Collusion à Longueuil : les conseillers Jacques Lemire et Jacques E. Poitras doivent des explications aux Longueuillois

25 janvier 2018 - Cabinet de la mairesse Sylvie Parent - (MG)

La mairesse de Longueuil, Sylvie Parent, interpelle les conseillers municipaux Jacques Lemire et Jacques E. Poitras, qui siègent aujourd’hui sous la bannière de Longueuil citoyen, afin qu’ils s’expliquent concernant le système de collusion mis en place alors qu’ils faisaient partie du comité exécutif de la Ville de Longueuil entre 2006 et 2009.

Jacques Lemire, conseiller municipal Ville de Longueuil
Jacques Lemire, conseiller municipal Ville de Longueuil

Rappelons qu’à la suite d’une enquête exhaustive, le syndic de l’Ordre des ingénieurs du Québec (OIQ) révélait récemment qu’un vaste système  collusionnaire prévalait au sein de l’administration municipale de Longueuil entre 2002 et 2009. Selon la preuve présentée par le syndic de l’OIQ, des firmes d’ingénieurs devaient verser régulièrement des montants pouvant aller jusqu’à 25 000 $ à une caisse occulte afin d’obtenir des contrats municipaux.

«Le système mis à jour par l’OIQ démontre que les plus hautes instances de la Ville étaient impliquées dans ces présumées manoeuvres frauduleuses.

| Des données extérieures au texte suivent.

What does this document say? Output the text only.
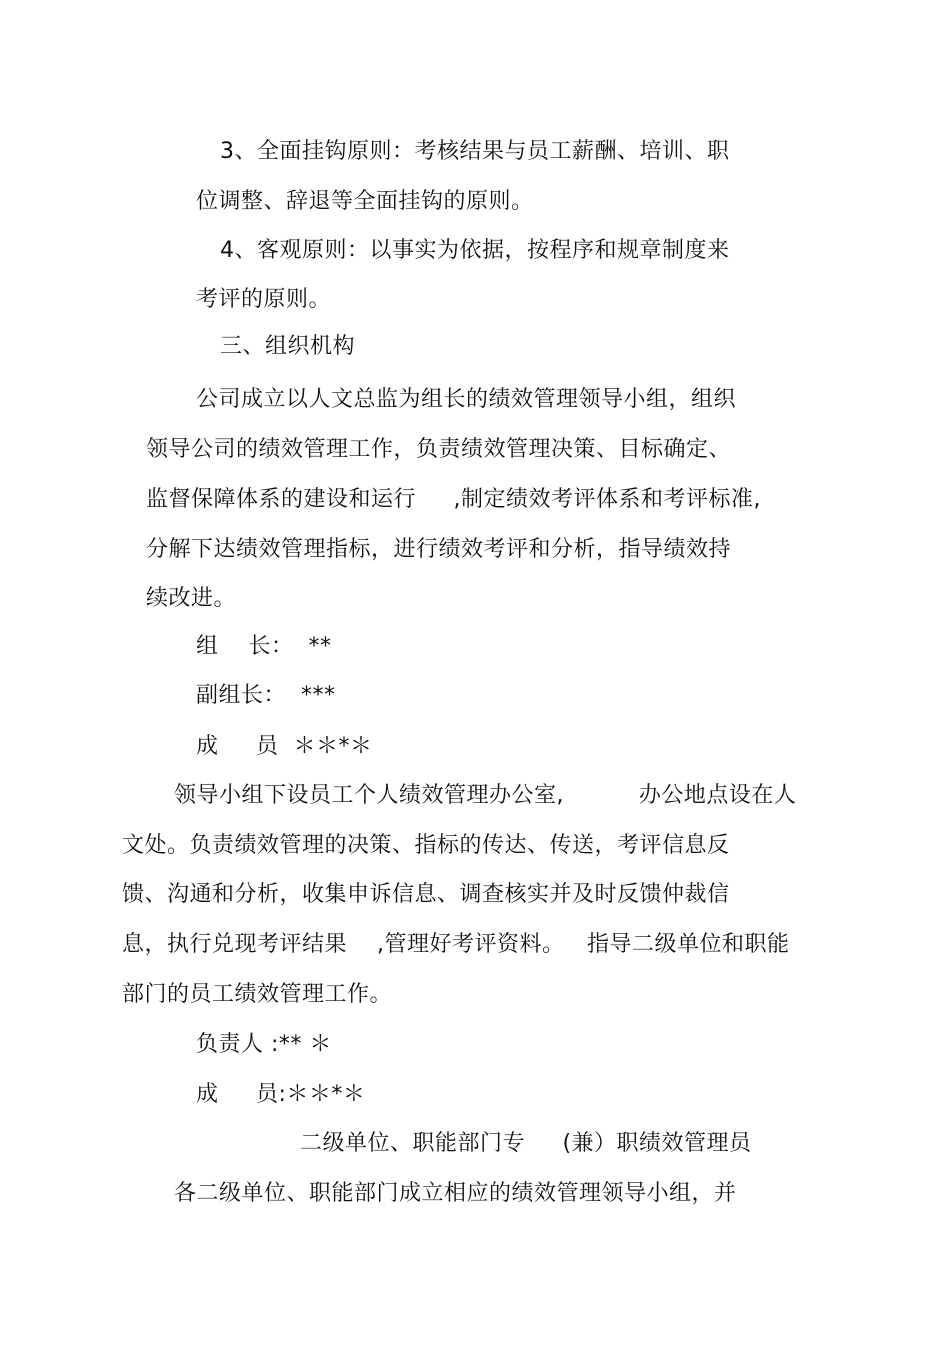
3、全面挂钩原则：考核结果与员工薪酬、培训、职
位调整、辞退等全面挂钩的原则。
4、客观原则：以事实为依据，按程序和规章制度来
考评的原则。
三、组织机构
公司成立以人文总监为组长的绩效管理领导小组，组织
领导公司的绩效管理工作，负责绩效管理决策、目标确定、
监督保障体系的建设和运行     ,制定绩效考评体系和考评标准,
分解下达绩效管理指标，进行绩效考评和分析，指导绩效持
续改进。
组    长：  **
副组长：  ***
成     员  ＊＊*＊
领导小组下设员工个人绩效管理办公室,          办公地点设在人
文处。负责绩效管理的决策、指标的传达、传送，考评信息反
馈、沟通和分析，收集申诉信息、调查核实并及时反馈仲裁信
息，执行兑现考评结果    ,管理好考评资料。   指导二级单位和职能
部门的员工绩效管理工作。
负责人 :** ＊
成     员:＊＊*＊
二级单位、职能部门专     (兼）职绩效管理员
各二级单位、职能部门成立相应的绩效管理领导小组，并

Les conseillers Lemire et Poitras ont aujourd’hui la responsabilité de nous dire s’ils étaient au courant de la situation et de nous informer des gestes qu’ils ont posés pour dénoncer ce genre de pratiques», a déclaré Sylvie Parent.

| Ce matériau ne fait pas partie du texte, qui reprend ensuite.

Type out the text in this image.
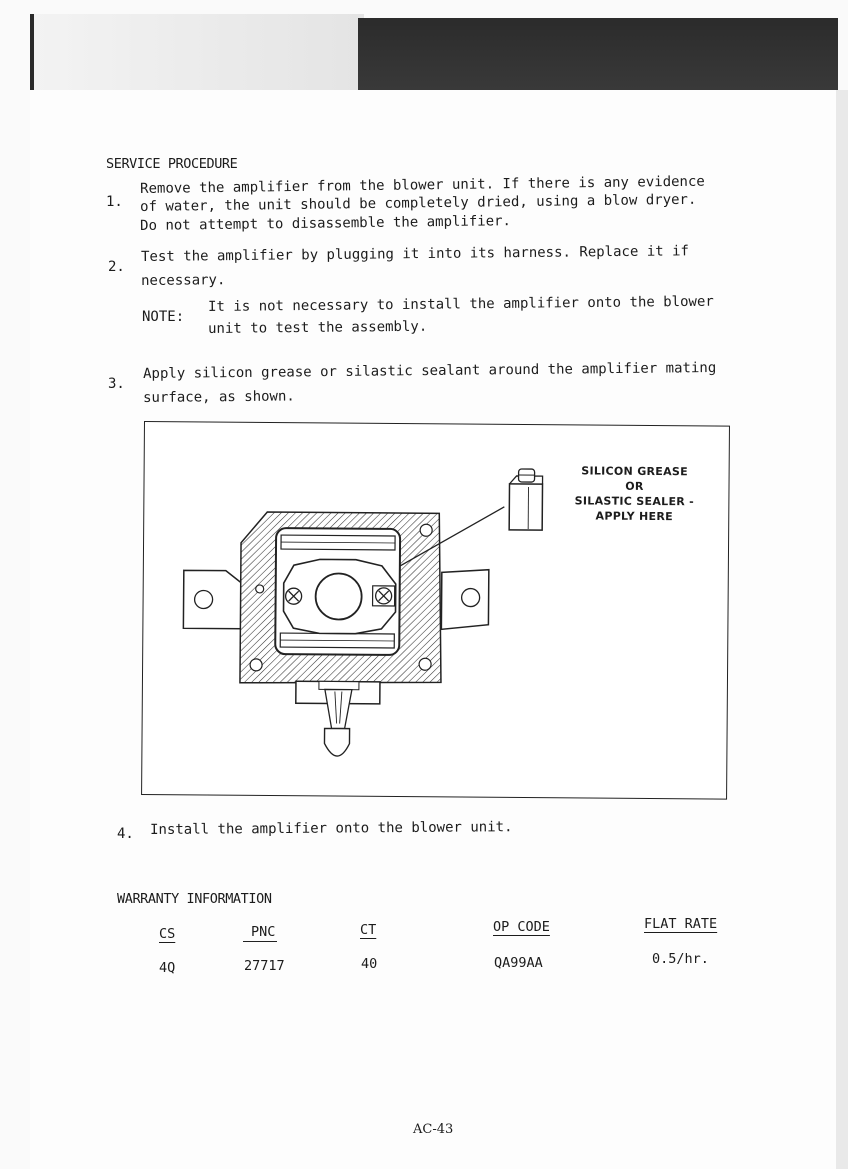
SERVICE PROCEDURE
1.
Remove the amplifier from the blower unit. If there is any evidence
of water, the unit should be completely dried, using a blow dryer.
Do not attempt to disassemble the amplifier.
2.
Test the amplifier by plugging it into its harness. Replace it if
necessary.
NOTE:
It is not necessary to install the amplifier onto the blower
unit to test the assembly.
3.
Apply silicon grease or silastic sealant around the amplifier mating
surface, as shown.
SILICON GREASE
OR
SILASTIC SEALER -
APPLY HERE
4. Install the amplifier onto the blower unit.
WARRANTY INFORMATION
CS	PNC	CT	OP CODE	FLAT RATE
4Q	27717	40	QA99AA	0.5/hr.
AC-43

Récupérer les sommes illégalement perçues

Jacques-E. Poitras, conseiller municipal Ville de LongueuilDepuis le changement d’administration en 2009, le syndic de l’OIQ a constaté que le système en place depuis 2002 avait cessé de sévir à Longueuil. Dès son arrivée au pouvoir, l’équipe de la nouvelle mairesse a implanté plusieurs mesures dans le but d’enrayer la corruption. On parle entre autres de l’adoption d’un code d’éthique pour les élus et les fonctionnaires ainsi que de l’adoption d’une nouvelle politique de gestion contractuelle.

D’autre part, afin d’intensifier la lutte à la corruption et à la collusion et s’assurer que de telles pratiques ne puissent plus jamais prendre place à Longueuil, la mairesse annonçait récemment la mise en place dès cette année d’un Bureau d'inspection contractuelle (BIC). De plus, Sylvie Parent s’est engagée à prendre les mesures nécessaires pour récupérer, le cas échéant, les sommes illégalement perçues. Dans cette perspective, il est impératif que les deux conseillers de l’opposition lui transmettent toutes les informations pouvant l’aider à recouvrir les montants qui proviendraient d’activités illicites ayant pris place alors qu’ils faisaient partie des hauts dirigeants de la municipalité.

«S’il s’avère que les citoyens de Longueuil ont été volés durant l’époque où sévissait un régime de corruption et de collusion, il faut que justice soit faite. Les deux anciens conseillers du Parti municipal de Longueuil, Jacques Lemire et Jacques E. Poitras, ne peuvent rester silencieux devant cette situation. Ne rien dire équivaudrait ni plus ni moins à cautionner la fraude, l’illégalité et la corruption», conclut Sylvie Parent.